Another day in the Coffee Room Lucien arrived in an unhappy state. I don’t know what the specific problem was, but he was wearing a necktie. Lucien kept one of these in his office for occasions of going to see some dean. What Lucien said was: "I have been to see the Dean and rules are meant to help not to hinder." I guess that the dean hadn’t learned this, yet, but Lucien surely knew.

Another day Lucien left me a note. It read: "Dear David, This is to remind you of your presidential days. Lucien" Attached to the note was a calendar page listing Harrison's Postulate: "For every action, there is an equal and opposite criticism." The story is that in 1995 I was IMS President and the annual meeting was in Montreal. Lucien was keen to attend, but had difficulties making a reservation at the meeting hotel. Frustrated he emailed the IMS Business Office that the President was not doing a proper job. Having been an officer in the Canadian Navy I had no difficulty with the idea of having to accept the responsibility, but just the same headed down to see Lucien. He told me what had happened, we laughed and the next day I found the note.

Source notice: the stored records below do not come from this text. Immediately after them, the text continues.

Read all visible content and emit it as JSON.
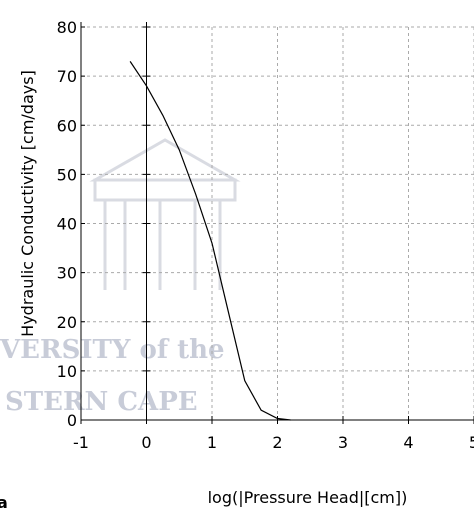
{
  "chart_data": {
    "type": "line",
    "panel_label": "a",
    "x_label": "log(|Pressure Head|[cm])",
    "y_label": "Hydraulic Conductivity [cm/days]",
    "watermark": [
      "VERSITY of the",
      "STERN CAPE"
    ],
    "x": [
      -0.25,
      0,
      0.25,
      0.5,
      0.75,
      1,
      1.25,
      1.5,
      1.75,
      2,
      2.2
    ],
    "series": [
      {
        "color": "#000000",
        "values": [
          73,
          68,
          62,
          55,
          46,
          36,
          22,
          8,
          2,
          0.3,
          0
        ]
      }
    ],
    "xlim": [
      -1,
      5
    ],
    "xticks": [
      -1,
      0,
      1,
      2,
      3,
      4,
      5
    ],
    "ylim": [
      0,
      80
    ],
    "yticks": [
      0,
      10,
      20,
      30,
      40,
      50,
      60,
      70,
      80
    ],
    "grid": true
  }
}
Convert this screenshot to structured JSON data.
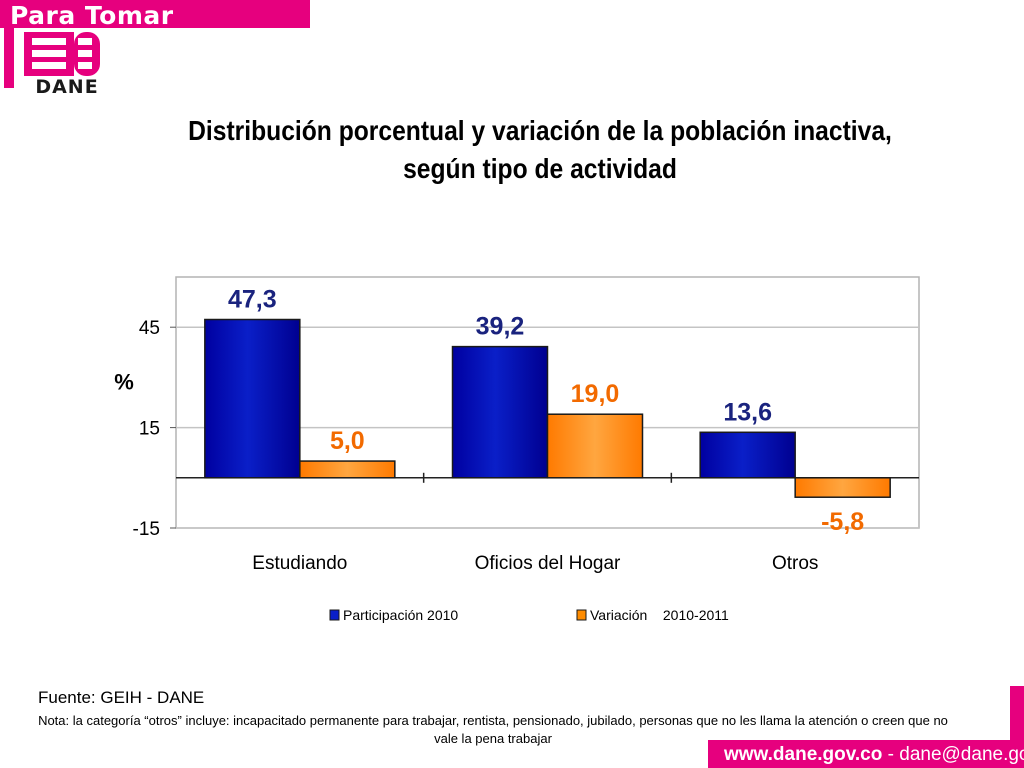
{
  "header": {
    "banner_text": "Para Tomar Decisiones",
    "logo_text": "DANE",
    "brand_color": "#e6007e"
  },
  "title": "Distribución porcentual y variación de la población inactiva, según tipo de actividad",
  "chart_data": {
    "type": "bar",
    "title": "Distribución porcentual y variación de la población inactiva, según tipo de actividad",
    "categories": [
      "Estudiando",
      "Oficios del Hogar",
      "Otros"
    ],
    "series": [
      {
        "name": "Participación 2010",
        "values": [
          47.3,
          39.2,
          13.6
        ],
        "labels": [
          "47,3",
          "39,2",
          "13,6"
        ],
        "color": "#0a1fc8",
        "label_color": "#1a237e"
      },
      {
        "name": "Variación    2010-2011",
        "values": [
          5.0,
          19.0,
          -5.8
        ],
        "labels": [
          "5,0",
          "19,0",
          "-5,8"
        ],
        "color": "#ff8c00",
        "label_color": "#f26a00"
      }
    ],
    "xlabel": "",
    "ylabel": "%",
    "ylim": [
      -15,
      60
    ],
    "yticks": [
      -15,
      15,
      45
    ],
    "ytick_labels": [
      "-15",
      "15",
      "45"
    ],
    "grid": true,
    "legend": "bottom"
  },
  "footer": {
    "source": "Fuente: GEIH - DANE",
    "note": "Nota: la categoría “otros” incluye: incapacitado permanente para trabajar, rentista, pensionado, jubilado, personas que no les llama la atención o creen que no vale la pena trabajar",
    "website": "www.dane.gov.co",
    "separator": " - ",
    "email": "dane@dane.gov.co"
  }
}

On yet another occasion, when I was Editor of the ISI Review, I got Lucien to submit a paper on the difficulties of maximum likelihood estimation. He was known to be a strong critic of the method. Anyway part of my fun with the Review had been preparing the french summaries of the papers and luckily Lucien didn’t seem to mind correcting my french at lunchtime. However as time passed I developed a suspicion that no one was paying any attention to these Resumes. To test this hypothesis Lucien wrote his Resume in Zazie Dans le Metro type french to see if that at least produced a reaction. So far none has arrived.

In the maximum likelihood article may be found Le Cam’s Basic Principle 0. "Do not trust any principle." Indeed! In his paper there are 8 other principles. One of those is: "If you need to use asymptotic arguments, do not forget to let your number of observations tend to infinity." Touche!

Jerzy Neyman, the Statistics Department’s founder, was Lucien's mentor and great admirer. He expected Lucien to receive many awards and dearly wished Lucien to follow him as Director of the Statistical Laboratory. When Professor Neyman was away Lucien typically chaired his Seminar. On the day that Neyman died Lucien opened with the words, "The Seminar will go on.", and it did. Lucien took it over. Lucien had a special style in chairing the seminar. He would let everyone in the audience who had questions ask them and then at the very end he would say something like: "I have one small question." That question would go right to the heart of the matter, there would be further discussion, and then we would go to the Faculty Club for drinks and Professor Neyman's three toasts. It was all quite magical.

Lucien Le Cam was indeed a man of principles and we are privileged to have had him as part of our lives.

Louise, thank you for inviting me to say some words. It is a great honor.